Professor David Bell of the University of Stirling is to present evidence to the Scottish Parliament Local Government and Communities Committee, challenging Scottish Government proposals to change council tax.
The economist will advise that the suggested changes to the current system, including an increase on tax on bands E-H and a lift on the council tax freeze, do not significantly address the concerns around Scotland’s local property taxes.
Professor Bell of Stirling Management School said: “The proposed increases in council tax will have substantially different implications on revenue across the 32 local authorities and will not be uniform across the board. In Eilean Siar in the Outer Hebrides, for example, only 10 per cent of the housing stock is allocated to bands E to H, while in East Renfrewshire the proportion is 56 per cent.
“The net incomes of richer households will be reduced more than those of poorer households, however the poorest 10 per cent of households will see their net income reduced by less than 0.02 per cent. Meanwhile the richest 10 per cent of households will see their net income reduced by 0.2 per cent, a relatively modest increase for the most expensive properties.”
The expert also believes the proposed changes will add to the complexity of the tax.
“According to the Commission on Local Tax Reform, tax rules should be clear and simple to understand.
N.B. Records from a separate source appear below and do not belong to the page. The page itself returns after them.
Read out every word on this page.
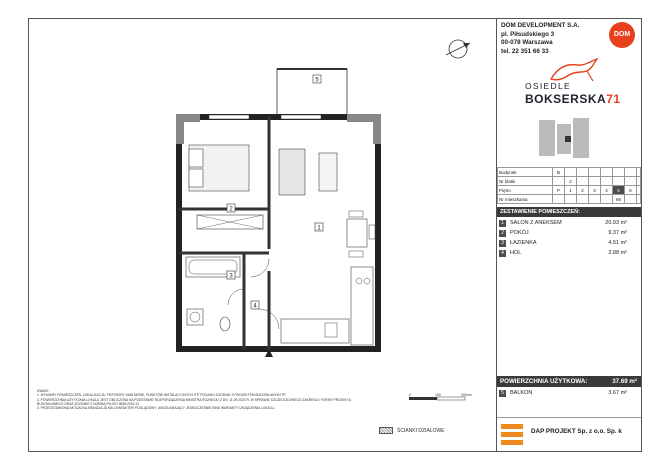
5
2
1
3
4
0	100	200cm
UWAGI:
1. WYMIARY POMIESZCZEŃ, LOKALIZACJA, PRZYBORY SANITARNE, PUNKTÓW INSTALACYJNYCH ITP. PODANO ZGODNIE Z PROJEKTEM BUDOWLANYM ITP.
2. POWIERZCHNIA UŻYTKOWA LOKALU JEST OBLICZONA NA PODSTAWIE ROZPORZĄDZENIA MINISTRA ROZWOJU Z DN. 11.09.2020 R. W SPRAWIE SZCZEGÓŁOWEGO ZAKRESU I FORMY PROJEKTU BUDOWLANEGO ORAZ ZGODNIE Z NORMĄ PN-ISO 9836:2015-12.
3. PRZEDSTAWIONA AKTUALNA ARANŻACJA MA CHARAKTER POGLĄDOWY, UMOŻLIWIAJĄCY JEDNOCZEŚNIE INNE WARIANTY URZĄDZENIA LOKALU.
ŚCIANKI DZIAŁOWE
DOM DEVELOPMENT S.A.
pl. Piłsudskiego 3
00-078 Warszawa
tel. 22 351 66 33
DOM
OSIEDLE
BOKSERSKA71
Budynek	B							
Nr klatki		2						
Piętro	P	1	2	3	4	5	6	
Nr mieszkania						66		
ZESTAWIENIE POMIESZCZEŃ:
1	SALON Z ANEKSEM	20.93 m²
2	POKÓJ	9.37 m²
3	ŁAZIENKA	4.51 m²
4	HOL	2.88 m²
POWIERZCHNIA UŻYTKOWA:	37.69 m²
5	BALKON	3.67 m²
DAP PROJEKT Sp. z o.o. Sp. k
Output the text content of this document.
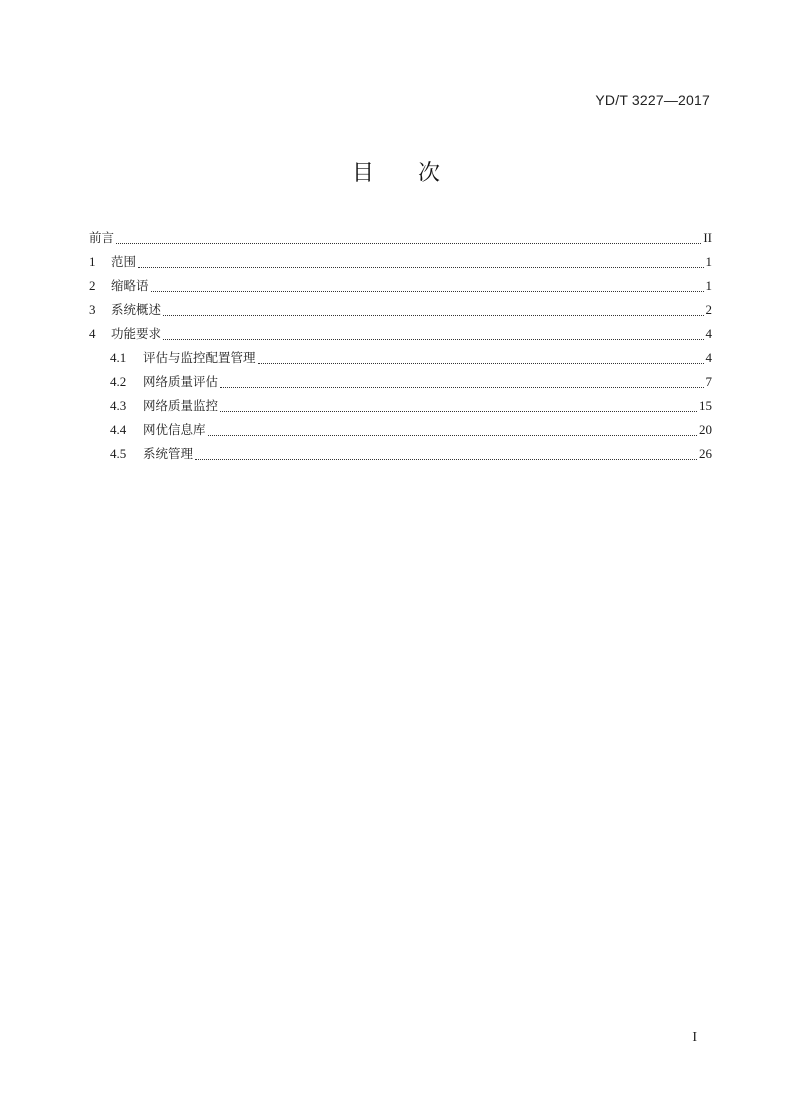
YD/T 3227—2017
目次
前言	II
1	范围	1
2	缩略语	1
3	系统概述	2
4	功能要求	4
4.1	评估与监控配置管理	4
4.2	网络质量评估	7
4.3	网络质量监控	15
4.4	网优信息库	20
4.5	系统管理	26
I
These new reliefs will add to the administrative burden that local authorities face and prove difficult to understand and explain to members of the public”, Professor Bell added.
“Although the Commission on Local Tax Reform wants to radically change the current system, overall these proposed alterations are very modest, and do not address the problems with the system or allow local government to retain revenues they generate.”
Professor of Economics at the University since 1990, Professor Bell is an expert in UK public finances and has made significant contributions to the devolved parliaments including
He was Budget Adviser to the Finance Committee at the Scottish Parliament from 2007 to 2013 and specialist advisor to the House of Lords Economic Affairs Committee.